Noah Barthe, Connor Barthe, Canada boys killed by python, to be remembered at vigil
TORONTO A shocked community in Canada planned a vigil Wednesday for two small boys strangled by a 100-pound python in their sleep.
Investigators said they were waiting for the results of an autopsy on Noah Barthe, 4 and his brother Connor Barthe, 6, as well as a necropsy on the snake before commenting further on the cause of death. Both have been performed, Royal Canadian Mounted Police Const. Julie Rogers-Marsh said Wednesday.
The snake apparently escaped from its enclosure in the building, slithered through a ventilation system and fell through the ceiling into the room where the young boys were sleeping, authorities said Tuesday.
A snake expert said it was possible that the African rock python was spooked and simply clung to whatever it landed on. Police are treating the deaths in Campbellton, New Brunswick, as a criminal investigation.
The brothers had been visiting the apartment of a friend whose father owned an exotic pet store on the floor below, Royal Canadian Mounted Police Sgt. Alain Tremblay said. Tremblay said the 14-foot snake was being kept inside the apartment, not inside the pet store as authorities had previously stated.
Steve Benteau, a spokesman for the provincial Natural Resources Department, said no permit was issued for an African rock python, and provincial authorities weren't aware it was being kept at the apartment. The department said the snake is generally only permitted in accredited zoos, unless there is a special permit.
Tremblay said the snake was housed in a large glass enclosure that reached the ceiling of the apartment and escaped through a small hole in the ceiling connected to the ventilation system. He said the snake made its way through the ventilation system, the pipe collapsed and the snake fell.
The friend of the boys was sleeping in another room and was unharmed.
The pet store owner, Jean-Claude Savoie, told the Global News television station that he didn't hear a sound and discovered the "horrific scene" when he went into his living room on Monday morning.
Police said the snake was killed by a veterinarian. It was sent for a necropsy to confirm the type of snake and help understand what may have caused it to attack.
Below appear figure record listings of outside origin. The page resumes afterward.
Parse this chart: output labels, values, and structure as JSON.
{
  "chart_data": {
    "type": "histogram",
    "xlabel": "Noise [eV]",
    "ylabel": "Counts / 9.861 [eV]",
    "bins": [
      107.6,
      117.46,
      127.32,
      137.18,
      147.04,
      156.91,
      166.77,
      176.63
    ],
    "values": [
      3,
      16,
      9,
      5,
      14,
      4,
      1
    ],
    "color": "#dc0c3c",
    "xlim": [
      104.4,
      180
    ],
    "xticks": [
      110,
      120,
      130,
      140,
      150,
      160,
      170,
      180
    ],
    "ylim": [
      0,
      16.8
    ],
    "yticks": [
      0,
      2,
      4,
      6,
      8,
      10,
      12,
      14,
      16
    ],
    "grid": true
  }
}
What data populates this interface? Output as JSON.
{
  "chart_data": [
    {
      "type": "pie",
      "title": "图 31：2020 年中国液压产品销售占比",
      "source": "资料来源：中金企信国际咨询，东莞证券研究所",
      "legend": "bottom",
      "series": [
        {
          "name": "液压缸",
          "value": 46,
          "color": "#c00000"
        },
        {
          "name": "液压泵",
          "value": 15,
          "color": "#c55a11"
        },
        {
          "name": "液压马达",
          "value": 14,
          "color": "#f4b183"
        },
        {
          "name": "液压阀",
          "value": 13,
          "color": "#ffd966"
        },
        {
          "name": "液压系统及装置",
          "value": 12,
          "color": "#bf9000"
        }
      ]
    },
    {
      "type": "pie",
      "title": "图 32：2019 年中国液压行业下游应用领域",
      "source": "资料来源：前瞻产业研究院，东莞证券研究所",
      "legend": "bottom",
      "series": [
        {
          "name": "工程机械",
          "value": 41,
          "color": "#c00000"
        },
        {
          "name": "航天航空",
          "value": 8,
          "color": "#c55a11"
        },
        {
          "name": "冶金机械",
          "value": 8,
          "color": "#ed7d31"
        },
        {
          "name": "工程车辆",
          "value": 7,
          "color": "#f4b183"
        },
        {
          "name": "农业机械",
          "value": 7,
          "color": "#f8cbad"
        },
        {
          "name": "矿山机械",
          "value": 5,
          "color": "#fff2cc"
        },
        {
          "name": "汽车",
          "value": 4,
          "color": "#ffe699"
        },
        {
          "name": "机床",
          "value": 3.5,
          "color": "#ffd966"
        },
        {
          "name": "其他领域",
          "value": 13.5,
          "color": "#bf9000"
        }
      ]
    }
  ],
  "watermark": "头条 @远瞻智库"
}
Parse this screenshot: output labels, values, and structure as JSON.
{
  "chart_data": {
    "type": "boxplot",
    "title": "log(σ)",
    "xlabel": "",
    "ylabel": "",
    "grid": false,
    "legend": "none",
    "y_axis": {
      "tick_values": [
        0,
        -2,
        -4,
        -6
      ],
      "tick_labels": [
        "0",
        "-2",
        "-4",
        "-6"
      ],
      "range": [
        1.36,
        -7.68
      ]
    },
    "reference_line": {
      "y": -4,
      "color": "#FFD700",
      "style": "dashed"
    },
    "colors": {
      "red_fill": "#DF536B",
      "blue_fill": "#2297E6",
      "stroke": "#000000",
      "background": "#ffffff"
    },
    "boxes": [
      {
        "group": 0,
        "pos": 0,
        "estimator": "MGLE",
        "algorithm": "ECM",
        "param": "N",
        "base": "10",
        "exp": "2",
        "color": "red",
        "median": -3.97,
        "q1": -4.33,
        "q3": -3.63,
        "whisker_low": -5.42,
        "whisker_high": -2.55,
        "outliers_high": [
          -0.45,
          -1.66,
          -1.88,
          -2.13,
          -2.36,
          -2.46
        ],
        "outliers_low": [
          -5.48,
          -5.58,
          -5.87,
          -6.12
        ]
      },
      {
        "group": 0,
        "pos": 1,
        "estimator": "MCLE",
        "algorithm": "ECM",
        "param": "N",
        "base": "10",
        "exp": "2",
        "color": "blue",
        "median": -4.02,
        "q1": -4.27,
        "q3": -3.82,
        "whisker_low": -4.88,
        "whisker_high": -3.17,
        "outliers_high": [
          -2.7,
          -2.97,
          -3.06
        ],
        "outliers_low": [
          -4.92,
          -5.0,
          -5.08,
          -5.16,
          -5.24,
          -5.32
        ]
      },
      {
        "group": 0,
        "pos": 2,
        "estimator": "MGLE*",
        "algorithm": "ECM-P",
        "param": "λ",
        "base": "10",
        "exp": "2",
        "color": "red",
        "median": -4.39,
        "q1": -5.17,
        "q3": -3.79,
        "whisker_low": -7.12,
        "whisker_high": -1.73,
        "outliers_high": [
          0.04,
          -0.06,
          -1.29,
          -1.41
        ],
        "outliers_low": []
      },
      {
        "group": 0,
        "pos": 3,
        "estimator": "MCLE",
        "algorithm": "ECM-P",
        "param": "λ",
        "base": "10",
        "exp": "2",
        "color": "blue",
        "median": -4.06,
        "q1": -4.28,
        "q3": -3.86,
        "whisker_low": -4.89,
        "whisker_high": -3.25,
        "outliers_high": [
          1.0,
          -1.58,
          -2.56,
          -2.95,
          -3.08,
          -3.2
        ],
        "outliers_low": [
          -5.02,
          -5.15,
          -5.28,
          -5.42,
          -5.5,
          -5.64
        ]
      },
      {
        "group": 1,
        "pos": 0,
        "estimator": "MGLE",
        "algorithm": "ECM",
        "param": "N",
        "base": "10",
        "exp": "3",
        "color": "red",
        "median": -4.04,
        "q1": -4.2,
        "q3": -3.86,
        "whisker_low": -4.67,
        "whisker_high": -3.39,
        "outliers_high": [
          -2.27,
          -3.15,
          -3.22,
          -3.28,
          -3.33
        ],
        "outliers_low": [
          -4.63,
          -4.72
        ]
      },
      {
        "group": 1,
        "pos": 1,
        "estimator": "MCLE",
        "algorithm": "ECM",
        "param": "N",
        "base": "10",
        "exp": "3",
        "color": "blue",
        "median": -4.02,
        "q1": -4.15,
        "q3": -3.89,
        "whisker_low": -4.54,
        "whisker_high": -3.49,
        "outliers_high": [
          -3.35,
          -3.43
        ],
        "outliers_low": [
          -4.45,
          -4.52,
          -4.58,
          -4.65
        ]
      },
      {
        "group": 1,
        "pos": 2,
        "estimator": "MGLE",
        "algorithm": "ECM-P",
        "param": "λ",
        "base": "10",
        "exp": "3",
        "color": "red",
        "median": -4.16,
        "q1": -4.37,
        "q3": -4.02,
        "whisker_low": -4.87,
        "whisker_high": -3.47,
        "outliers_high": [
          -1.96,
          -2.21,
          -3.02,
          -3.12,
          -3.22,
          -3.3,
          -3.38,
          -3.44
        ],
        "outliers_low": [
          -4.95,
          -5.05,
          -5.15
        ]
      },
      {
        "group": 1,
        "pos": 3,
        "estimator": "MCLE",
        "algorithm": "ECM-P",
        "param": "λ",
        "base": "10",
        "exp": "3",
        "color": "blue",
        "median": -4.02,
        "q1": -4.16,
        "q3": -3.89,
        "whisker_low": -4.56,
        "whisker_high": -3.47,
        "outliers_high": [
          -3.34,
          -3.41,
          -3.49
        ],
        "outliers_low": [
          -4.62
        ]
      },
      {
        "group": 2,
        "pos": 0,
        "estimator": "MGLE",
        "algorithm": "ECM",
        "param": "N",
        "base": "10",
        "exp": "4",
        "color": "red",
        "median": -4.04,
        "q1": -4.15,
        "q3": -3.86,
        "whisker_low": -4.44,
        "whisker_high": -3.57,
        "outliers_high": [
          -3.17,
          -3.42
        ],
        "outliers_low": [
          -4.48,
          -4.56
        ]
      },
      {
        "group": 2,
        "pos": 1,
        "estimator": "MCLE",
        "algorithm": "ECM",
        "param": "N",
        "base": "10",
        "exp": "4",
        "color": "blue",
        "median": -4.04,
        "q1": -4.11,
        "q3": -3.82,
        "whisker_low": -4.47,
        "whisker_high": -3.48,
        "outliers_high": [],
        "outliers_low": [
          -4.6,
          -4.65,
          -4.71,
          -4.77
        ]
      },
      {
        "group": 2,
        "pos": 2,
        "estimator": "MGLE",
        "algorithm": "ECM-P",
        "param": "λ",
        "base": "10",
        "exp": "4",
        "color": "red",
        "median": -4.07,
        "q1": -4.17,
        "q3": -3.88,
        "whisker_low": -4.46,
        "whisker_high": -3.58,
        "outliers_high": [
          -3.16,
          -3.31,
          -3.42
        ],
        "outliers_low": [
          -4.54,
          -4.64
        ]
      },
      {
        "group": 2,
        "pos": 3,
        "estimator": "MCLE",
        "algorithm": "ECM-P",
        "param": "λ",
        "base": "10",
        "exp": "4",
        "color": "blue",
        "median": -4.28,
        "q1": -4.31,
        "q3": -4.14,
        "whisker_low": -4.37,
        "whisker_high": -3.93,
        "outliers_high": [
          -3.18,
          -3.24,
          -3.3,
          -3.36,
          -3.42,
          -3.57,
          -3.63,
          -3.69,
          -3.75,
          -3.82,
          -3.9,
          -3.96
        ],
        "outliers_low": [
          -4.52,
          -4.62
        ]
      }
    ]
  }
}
Reptile expert Bry Loyst, curator of the Indian River Reptile Zoo in Ontario, said police have been seeking his advice. He said police told him it wasn't the first time that the python had escaped its enclosure. Rogers-Marsh said she could not confirm that because she had not heard that.
Loyst said the boys had been playing with other animals hours earlier, and he believes their scent might have attracted the snake.
Paul Goulet, founder and co-owner of Little Ray's Reptile Zoo in Ottawa, said snakes don't recognize humans as a source of food, but if the children smelled like animals, it could explain an attack.
"If a snake sees an animal moving, giving off heat and smells like a goat, what is it? It's a goat," Goulet said.
Family spokesman Dave Rose, the boys' great-uncle, said the brothers had spent Monday at Savoie's family farm and played with llamas, goats, horses and dogs and cats before staying over at the apartment.
Snake expert John Kendrick, a manager at the Reptile Store in Hamilton, Ontario, said it sounds like the snake might have been spooked.
Pythons can sense heat, and if they are startled they can grab something, Kendrick said. He said their muscles run lengthwise through their body, so they are not very stable unless they are holding on to something.
It's possible that the python was just holding on to what it landed on, Kendrick said.
"Once they are in constricting mode, any part of their body that is touching something that moves, they'll wrap it," he said. "I've seen snakes with two different prey items at the same time, one with the back of the body and one with the front. It could have been an incident like that."